A título de exemplo, ressalte-se que, do 1 bilhão de analfabetos no mundo, dois terços são mulheres. No caso brasileiro, a exclusão social traz como marca a etnização e a feminização da pobreza. Segundo o Ipea, os afrodescendentes são 64% dos pobres e 69% dos indigentes. Os afrodescendentes ganham, em média, 40% a 50% a menos do que os brancos, sendo que as mulheres afrodescendentes recebem a pior remuneração.
Diante desse quadro, a justiça exige, simultaneamente, redistribuição e reconhecimento de identidades. Isto é, à justiça orientada pelo critério socioeconômico soma-se a justiça enquanto reconhecimento de identidades, guiada pelos critérios de gênero, orientação sexual, geração, raça, etnia, dentre outros. O combate à pobreza demanda, assim, a adoção não apenas de políticas universalistas, mas também específicas, endereçadas a grupos socialmente vulneráveis, enquanto vítimas preferenciais da pobreza, como é o caso das políticas de ações afirmativas, capazes de promover a igualdade substantiva.
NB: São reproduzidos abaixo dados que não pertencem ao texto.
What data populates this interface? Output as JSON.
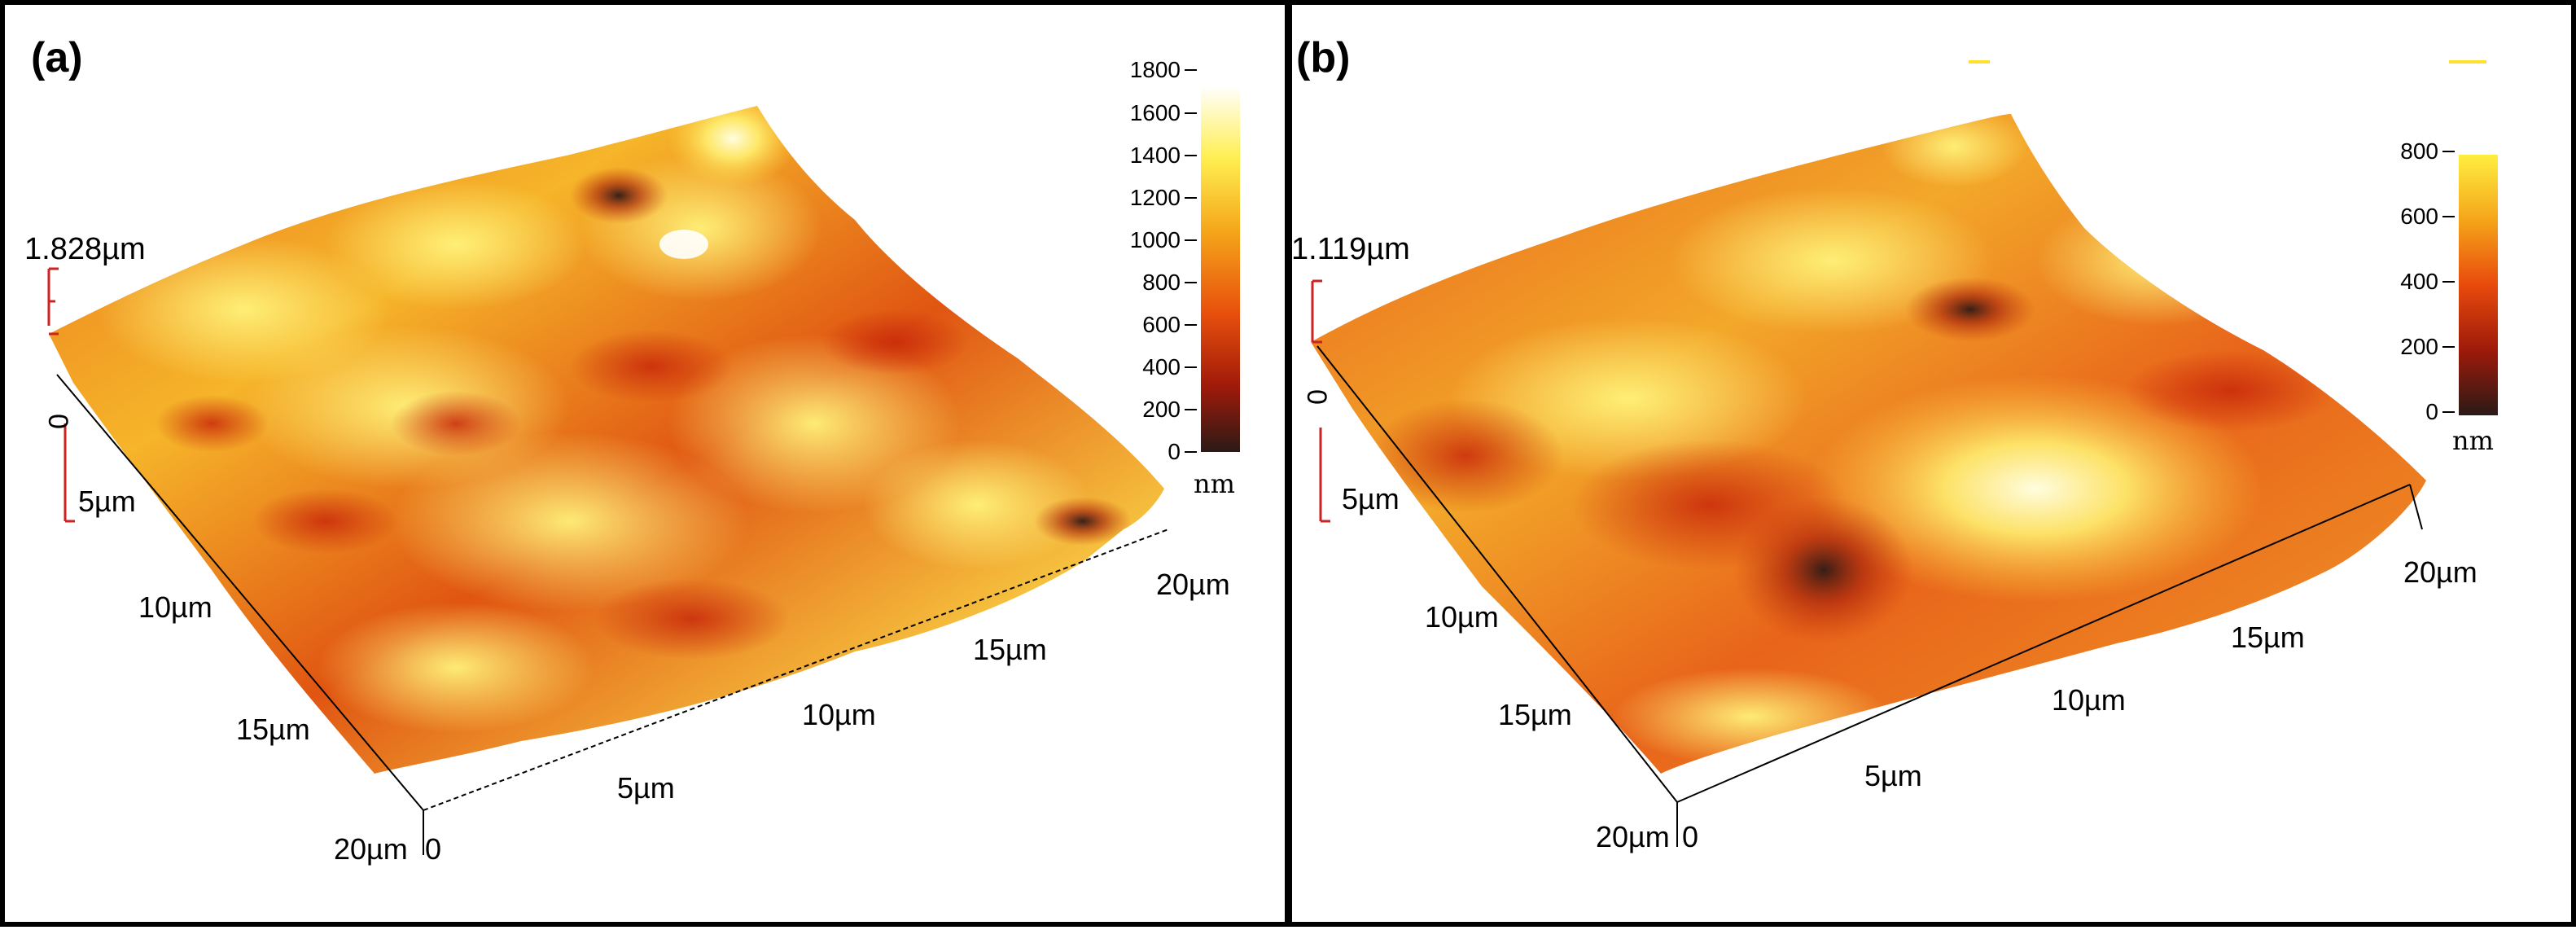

A pobreza e a exclusão social não são inevitáveis. Há que assumir a coragem do risco de romper com a cultura da "naturalização" das desigualdades e das discriminações, que, enquanto construídos históricos, não compõem de forma inexorável o destino daqueles que têm mutilada a sua cidadania e a sua dignidade.

Flavia Piovesan, 35, professora doutora de direito constitucional e direitos humanos da PUC-SP, professora visitante da Universidade Pablo de Olavide (Sevilha, Espanha), é procuradora do Estado de São Paulo e membro do Conselho Nacional de Defesa dos Direitos da Pessoa Humana.

Joaquin Herrera Flores, 45, é professor diretor do Programa de Doutorado de Direitos Humanos e Desenvolvimento da Universidade Pablo de Olavide.